Помню в Абхазию попал, я же еще и альпинистом стал, чтобы последние страхи из моей души ушли. После восхождения заглянули на пару дней в Гагры, райское место, запах кофе, море, умиротворенность. И там девку какую-то русскую снял, повел ее в кабак. Так к этой девке здоровый местный привязался -  борец, атлет, хотя и изрядно он выпил.  Ему говорю- пойдем, выйдем. Вышли, он ухмыляется. Говорит: «Мальчик иди к мамке». А я был худой, но уже кандидат в мастер спорта, удар с правой – страшный, но я его и свалил одним ударом и скорее всего сломал челюсть. Думал, что другие местные набегут, а они мне аплодировать стали. Оказалось, что вырубил я грузина, а вокруг были абхазы. Которые грузин ненавидели. А эта фея из бара со мной ушла, но все всхлипывала: «Зачем ты его так, он же ничего не сделал». «Да пошла ты», – сказал я ей и ушел к морю. Хожу по берег моря, одинокий, хоть и женат, тоскливый…
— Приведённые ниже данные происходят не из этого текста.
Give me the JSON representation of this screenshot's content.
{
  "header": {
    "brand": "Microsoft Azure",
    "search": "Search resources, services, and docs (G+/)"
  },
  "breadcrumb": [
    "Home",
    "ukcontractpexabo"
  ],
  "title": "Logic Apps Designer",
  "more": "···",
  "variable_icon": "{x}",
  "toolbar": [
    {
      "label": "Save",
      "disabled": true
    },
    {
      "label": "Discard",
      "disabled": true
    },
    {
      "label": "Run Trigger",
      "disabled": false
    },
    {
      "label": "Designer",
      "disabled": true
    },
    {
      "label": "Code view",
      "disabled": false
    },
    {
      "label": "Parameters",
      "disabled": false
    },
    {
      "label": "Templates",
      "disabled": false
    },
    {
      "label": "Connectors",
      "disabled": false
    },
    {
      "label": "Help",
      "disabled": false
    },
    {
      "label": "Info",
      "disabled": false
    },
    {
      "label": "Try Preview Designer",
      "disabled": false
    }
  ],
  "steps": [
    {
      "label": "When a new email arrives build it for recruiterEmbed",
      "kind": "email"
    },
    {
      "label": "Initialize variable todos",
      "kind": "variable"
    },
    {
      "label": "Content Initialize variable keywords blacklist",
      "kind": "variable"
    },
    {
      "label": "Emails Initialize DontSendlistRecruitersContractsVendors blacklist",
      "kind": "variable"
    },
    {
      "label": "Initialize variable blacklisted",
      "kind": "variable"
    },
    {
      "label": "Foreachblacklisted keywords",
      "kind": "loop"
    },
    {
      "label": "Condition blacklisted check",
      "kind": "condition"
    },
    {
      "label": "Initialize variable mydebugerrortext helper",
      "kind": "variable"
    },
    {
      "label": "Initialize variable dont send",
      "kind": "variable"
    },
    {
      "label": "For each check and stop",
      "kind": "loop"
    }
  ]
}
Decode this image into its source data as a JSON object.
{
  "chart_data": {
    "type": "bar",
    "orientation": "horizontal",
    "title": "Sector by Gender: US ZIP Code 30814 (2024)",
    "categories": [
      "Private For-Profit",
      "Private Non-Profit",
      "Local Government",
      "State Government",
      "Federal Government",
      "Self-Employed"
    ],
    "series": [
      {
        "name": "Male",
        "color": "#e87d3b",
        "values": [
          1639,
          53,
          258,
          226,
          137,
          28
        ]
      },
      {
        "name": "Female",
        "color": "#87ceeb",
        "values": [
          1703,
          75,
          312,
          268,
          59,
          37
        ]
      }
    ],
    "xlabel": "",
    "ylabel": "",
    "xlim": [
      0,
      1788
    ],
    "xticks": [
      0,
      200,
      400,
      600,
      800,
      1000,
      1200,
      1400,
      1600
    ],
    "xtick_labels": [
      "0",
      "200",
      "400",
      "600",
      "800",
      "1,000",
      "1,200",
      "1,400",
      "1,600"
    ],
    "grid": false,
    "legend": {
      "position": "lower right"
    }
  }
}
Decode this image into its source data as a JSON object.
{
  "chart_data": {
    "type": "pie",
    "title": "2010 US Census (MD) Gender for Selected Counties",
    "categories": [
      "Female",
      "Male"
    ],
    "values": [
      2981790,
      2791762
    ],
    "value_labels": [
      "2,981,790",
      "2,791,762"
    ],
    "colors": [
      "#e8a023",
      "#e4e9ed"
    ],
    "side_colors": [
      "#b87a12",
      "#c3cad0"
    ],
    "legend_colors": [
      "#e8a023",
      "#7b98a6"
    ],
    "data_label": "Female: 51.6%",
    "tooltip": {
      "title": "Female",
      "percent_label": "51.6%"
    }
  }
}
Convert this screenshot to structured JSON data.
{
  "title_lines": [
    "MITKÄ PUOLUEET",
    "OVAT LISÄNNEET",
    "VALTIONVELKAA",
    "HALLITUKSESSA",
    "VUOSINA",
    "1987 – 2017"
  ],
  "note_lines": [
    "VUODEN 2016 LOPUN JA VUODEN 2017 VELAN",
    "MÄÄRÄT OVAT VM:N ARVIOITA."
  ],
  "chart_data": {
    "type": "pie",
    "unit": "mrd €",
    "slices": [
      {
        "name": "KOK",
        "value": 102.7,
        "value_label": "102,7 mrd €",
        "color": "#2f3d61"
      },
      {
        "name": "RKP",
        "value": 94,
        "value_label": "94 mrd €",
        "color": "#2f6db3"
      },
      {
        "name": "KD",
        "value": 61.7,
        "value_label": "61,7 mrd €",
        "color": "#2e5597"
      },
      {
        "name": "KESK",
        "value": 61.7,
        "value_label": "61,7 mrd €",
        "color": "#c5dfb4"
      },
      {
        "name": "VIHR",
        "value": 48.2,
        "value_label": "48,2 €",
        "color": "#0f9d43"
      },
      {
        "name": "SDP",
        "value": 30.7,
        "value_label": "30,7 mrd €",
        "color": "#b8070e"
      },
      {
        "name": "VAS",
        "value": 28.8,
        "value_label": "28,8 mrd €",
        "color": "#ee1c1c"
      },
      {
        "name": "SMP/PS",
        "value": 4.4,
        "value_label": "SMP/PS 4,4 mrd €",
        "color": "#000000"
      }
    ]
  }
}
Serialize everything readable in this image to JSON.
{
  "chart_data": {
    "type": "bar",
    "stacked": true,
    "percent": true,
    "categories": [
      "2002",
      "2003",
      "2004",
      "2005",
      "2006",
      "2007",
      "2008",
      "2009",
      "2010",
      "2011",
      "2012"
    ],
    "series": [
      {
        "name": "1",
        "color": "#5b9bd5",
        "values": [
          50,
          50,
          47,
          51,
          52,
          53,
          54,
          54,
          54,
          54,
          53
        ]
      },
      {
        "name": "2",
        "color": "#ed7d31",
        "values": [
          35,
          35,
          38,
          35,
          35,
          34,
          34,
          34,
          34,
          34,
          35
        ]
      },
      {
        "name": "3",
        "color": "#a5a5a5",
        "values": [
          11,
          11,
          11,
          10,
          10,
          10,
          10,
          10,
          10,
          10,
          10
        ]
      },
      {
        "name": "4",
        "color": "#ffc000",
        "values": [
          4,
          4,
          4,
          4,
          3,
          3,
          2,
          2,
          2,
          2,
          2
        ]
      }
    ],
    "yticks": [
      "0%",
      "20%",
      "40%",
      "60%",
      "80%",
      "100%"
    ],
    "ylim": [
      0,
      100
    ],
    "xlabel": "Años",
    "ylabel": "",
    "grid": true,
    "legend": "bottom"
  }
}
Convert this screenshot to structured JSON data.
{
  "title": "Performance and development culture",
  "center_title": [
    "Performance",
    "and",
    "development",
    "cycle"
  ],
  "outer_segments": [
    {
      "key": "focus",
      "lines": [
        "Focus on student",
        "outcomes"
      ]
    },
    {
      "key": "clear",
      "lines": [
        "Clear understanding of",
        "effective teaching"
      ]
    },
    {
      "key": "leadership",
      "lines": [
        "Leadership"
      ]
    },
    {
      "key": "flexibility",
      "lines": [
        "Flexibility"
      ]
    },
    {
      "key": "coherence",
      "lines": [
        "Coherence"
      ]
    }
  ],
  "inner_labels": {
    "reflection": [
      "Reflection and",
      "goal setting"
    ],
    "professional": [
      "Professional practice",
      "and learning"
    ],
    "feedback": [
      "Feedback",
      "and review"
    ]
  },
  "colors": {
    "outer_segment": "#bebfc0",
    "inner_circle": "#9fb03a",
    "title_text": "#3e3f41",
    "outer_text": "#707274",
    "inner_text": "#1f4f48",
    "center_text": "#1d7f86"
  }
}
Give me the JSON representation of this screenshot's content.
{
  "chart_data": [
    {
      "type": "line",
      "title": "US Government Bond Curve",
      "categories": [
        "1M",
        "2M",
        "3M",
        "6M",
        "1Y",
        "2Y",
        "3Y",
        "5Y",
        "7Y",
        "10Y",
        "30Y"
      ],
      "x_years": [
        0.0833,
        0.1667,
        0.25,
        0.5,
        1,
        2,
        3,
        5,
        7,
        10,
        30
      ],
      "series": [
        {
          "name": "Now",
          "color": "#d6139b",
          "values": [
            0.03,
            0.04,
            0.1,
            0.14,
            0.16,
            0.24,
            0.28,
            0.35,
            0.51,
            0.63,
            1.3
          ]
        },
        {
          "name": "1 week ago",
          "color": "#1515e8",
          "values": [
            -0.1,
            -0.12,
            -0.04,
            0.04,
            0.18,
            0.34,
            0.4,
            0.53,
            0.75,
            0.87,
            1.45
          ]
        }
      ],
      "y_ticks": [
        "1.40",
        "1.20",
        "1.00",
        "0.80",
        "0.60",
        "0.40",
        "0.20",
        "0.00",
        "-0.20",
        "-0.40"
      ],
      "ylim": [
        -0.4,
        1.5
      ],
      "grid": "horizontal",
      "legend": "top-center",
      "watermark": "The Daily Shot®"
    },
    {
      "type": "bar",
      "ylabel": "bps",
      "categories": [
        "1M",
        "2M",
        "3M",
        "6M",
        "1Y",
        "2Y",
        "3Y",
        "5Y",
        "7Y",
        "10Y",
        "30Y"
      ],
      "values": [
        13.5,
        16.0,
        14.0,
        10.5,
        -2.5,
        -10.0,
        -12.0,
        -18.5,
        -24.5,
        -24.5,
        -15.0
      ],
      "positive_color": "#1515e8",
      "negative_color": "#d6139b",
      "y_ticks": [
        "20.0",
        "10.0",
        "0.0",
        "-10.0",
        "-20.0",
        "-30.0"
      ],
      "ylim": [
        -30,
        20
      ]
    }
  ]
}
Да, не было у меня счастья в жизни и думаю, что все из-за это паскуды, Клавки.
Мужчины помолчали.

- А у меня его и сейчас нет, счастья, - сказал Витя.

- Водку не жрем, уже хорошо, - сказал Миша, - а завтра я про своих баб расскажу. Только соберитесь с духом, там местами еще гаже будет, чем у Гены.